St. Lawrence University

Festival of Science 2003

Tsahai Nona Mramba   '04

"Aggregating Nodes in Social Networks:
Finding Cliques in two St. Lawrence University 
Social Networks"
Faculty Advisor: Dr. Brian C. Ladd, Mathematics, Computer Science and Statistics Dept.

    This study examined the structure of subgroups within the social network of the St. Lawrence University senior class of 2002 as well as the members of the science faculty and staff. Data was collected last year by Aleksandra Portnova, which depicted the social relationships between seniors. She carried out a survey where she asked 385 seniors to indicate other seniors whom they knew and had spoken to during the Spring 2002 semester. She collected data from 271 students, which was stored as an adjacency matrix. Aleks was interested in including as many members of the senior class as possible so she considered any mention of one student by another as a mutual acquaintance; in an effort to clean the data and make the data set size more manageable, I reinterpreted the raw data so that a mutual acquaintance required both students to mention each other. The final “two-way" data set was 70.4% of the original. Cliques in this graph were then found using the Bron and Kerbosch algorithm, which reported 30,215 cliques, many of which were overlapping.

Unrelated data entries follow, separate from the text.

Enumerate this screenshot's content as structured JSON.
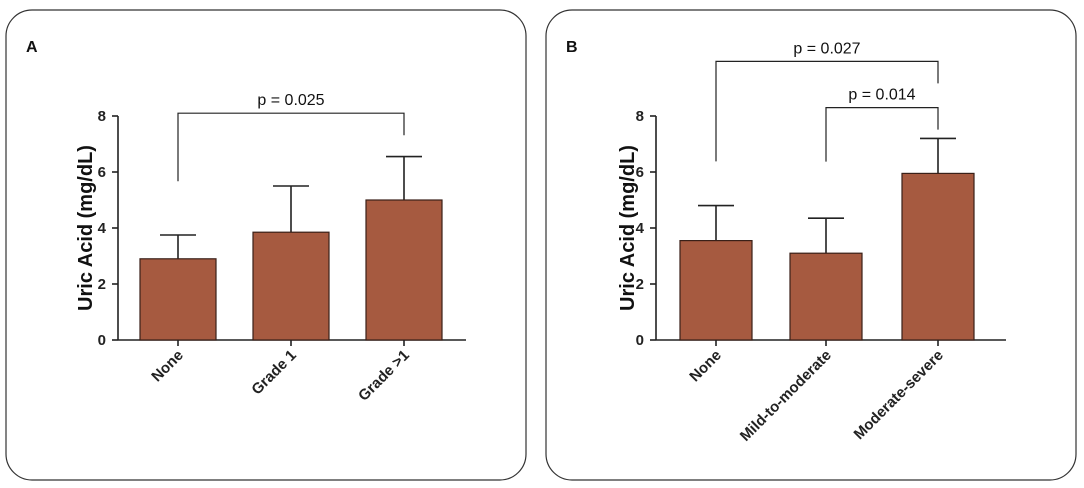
{
  "chart_data": [
    {
      "type": "bar",
      "panel_label": "A",
      "ylabel": "Uric Acid (mg/dL)",
      "ylim": [
        0,
        8
      ],
      "yticks": [
        "0",
        "2",
        "4",
        "6",
        "8"
      ],
      "categories": [
        "None",
        "Grade 1",
        "Grade >1"
      ],
      "values": [
        2.9,
        3.85,
        5.0
      ],
      "error_upper": [
        3.75,
        5.5,
        6.55
      ],
      "bar_color": "#a65a40",
      "significance": [
        {
          "label": "p = 0.025",
          "from": 0,
          "to": 2,
          "bracket_y": 8.1
        }
      ]
    },
    {
      "type": "bar",
      "panel_label": "B",
      "ylabel": "Uric Acid (mg/dL)",
      "ylim": [
        0,
        8
      ],
      "yticks": [
        "0",
        "2",
        "4",
        "6",
        "8"
      ],
      "categories": [
        "None",
        "Mild-to-moderate",
        "Moderate-severe"
      ],
      "values": [
        3.55,
        3.1,
        5.95
      ],
      "error_upper": [
        4.8,
        4.35,
        7.2
      ],
      "bar_color": "#a65a40",
      "significance": [
        {
          "label": "p = 0.027",
          "from": 0,
          "to": 2,
          "bracket_y": 9.95
        },
        {
          "label": "p = 0.014",
          "from": 1,
          "to": 2,
          "bracket_y": 8.3
        }
      ]
    }
  ]
}
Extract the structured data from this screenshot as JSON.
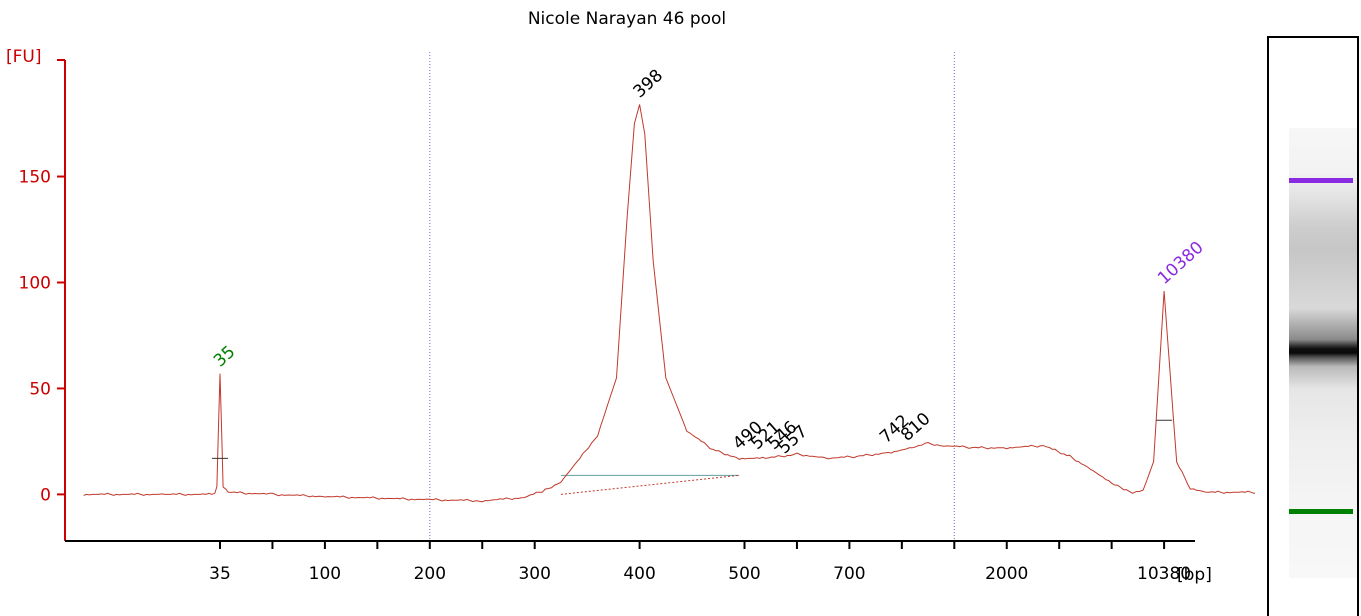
{
  "chart_data": {
    "type": "line",
    "title": "Nicole Narayan 46 pool",
    "ylabel": "[FU]",
    "xlabel": "[bp]",
    "ylim": [
      -22,
      205
    ],
    "yticks": [
      0,
      50,
      100,
      150
    ],
    "xticks": [
      {
        "label": "35",
        "pos": 0
      },
      {
        "label": "",
        "pos": 0.5
      },
      {
        "label": "100",
        "pos": 1
      },
      {
        "label": "",
        "pos": 1.5
      },
      {
        "label": "200",
        "pos": 2
      },
      {
        "label": "",
        "pos": 2.5
      },
      {
        "label": "300",
        "pos": 3
      },
      {
        "label": "400",
        "pos": 4
      },
      {
        "label": "500",
        "pos": 5
      },
      {
        "label": "",
        "pos": 5.5
      },
      {
        "label": "700",
        "pos": 6
      },
      {
        "label": "",
        "pos": 6.5
      },
      {
        "label": "",
        "pos": 7
      },
      {
        "label": "2000",
        "pos": 7.5
      },
      {
        "label": "",
        "pos": 8
      },
      {
        "label": "",
        "pos": 8.5
      },
      {
        "label": "10380",
        "pos": 9
      }
    ],
    "xrange": [
      -1.3,
      10.6
    ],
    "dotted_lines_pos": [
      2,
      7
    ],
    "colors": {
      "trace": "#c0392b",
      "axis": "#cc0000",
      "lower_marker": "#008000",
      "upper_marker": "#8a2be2",
      "baseline": "#5f9ea0"
    },
    "series": [
      {
        "points": [
          [
            -1.3,
            0
          ],
          [
            -0.5,
            0
          ],
          [
            -0.05,
            0
          ],
          [
            -0.03,
            4
          ],
          [
            0,
            57
          ],
          [
            0.03,
            4
          ],
          [
            0.08,
            1
          ],
          [
            0.5,
            0
          ],
          [
            1.0,
            -1
          ],
          [
            2.0,
            -2.5
          ],
          [
            2.5,
            -3
          ],
          [
            2.9,
            -1.5
          ],
          [
            3.1,
            2
          ],
          [
            3.25,
            6
          ],
          [
            3.4,
            15
          ],
          [
            3.6,
            28
          ],
          [
            3.78,
            55
          ],
          [
            3.88,
            130
          ],
          [
            3.95,
            175
          ],
          [
            4.0,
            184
          ],
          [
            4.05,
            170
          ],
          [
            4.13,
            110
          ],
          [
            4.25,
            55
          ],
          [
            4.45,
            30
          ],
          [
            4.7,
            21
          ],
          [
            4.95,
            17
          ],
          [
            5.2,
            17
          ],
          [
            5.5,
            19
          ],
          [
            5.8,
            17
          ],
          [
            6.1,
            18
          ],
          [
            6.4,
            20
          ],
          [
            6.6,
            22
          ],
          [
            6.75,
            24
          ],
          [
            6.9,
            23
          ],
          [
            7.2,
            22
          ],
          [
            7.5,
            22
          ],
          [
            7.85,
            23
          ],
          [
            8.1,
            18
          ],
          [
            8.3,
            12
          ],
          [
            8.5,
            5
          ],
          [
            8.7,
            1
          ],
          [
            8.8,
            2
          ],
          [
            8.9,
            15
          ],
          [
            9.0,
            96
          ],
          [
            9.12,
            15
          ],
          [
            9.25,
            3
          ],
          [
            9.4,
            1
          ],
          [
            9.8,
            1
          ],
          [
            10.3,
            1
          ],
          [
            10.6,
            2
          ]
        ]
      }
    ],
    "peak_labels": [
      {
        "text": "35",
        "x": 0,
        "y": 57,
        "color": "green"
      },
      {
        "text": "398",
        "x": 4.0,
        "y": 184,
        "color": "black"
      },
      {
        "text": "490",
        "x": 4.95,
        "y": 18,
        "color": "black"
      },
      {
        "text": "521",
        "x": 5.12,
        "y": 18,
        "color": "black"
      },
      {
        "text": "546",
        "x": 5.28,
        "y": 18,
        "color": "black"
      },
      {
        "text": "557",
        "x": 5.38,
        "y": 16,
        "color": "black"
      },
      {
        "text": "742",
        "x": 6.35,
        "y": 21,
        "color": "black"
      },
      {
        "text": "810",
        "x": 6.55,
        "y": 22,
        "color": "black"
      },
      {
        "text": "10380",
        "x": 9.0,
        "y": 96,
        "color": "purple"
      }
    ],
    "baseline_segment": {
      "x": [
        3.25,
        4.95
      ],
      "y": 9
    },
    "gel": {
      "upper_marker": "purple",
      "lower_marker": "green"
    }
  }
}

This algorithm was originally implemented in Algol 60; I wrote a similar algorithm in C++ programming language and will compare the results of running both algorithms. These results show that although the senior class of 2002 was very well connected (according to Aleksandra’s study), the number of cliques was less than expected – probably because of the conversion to two-way data. A similar study was performed on the science faculty and staff data set.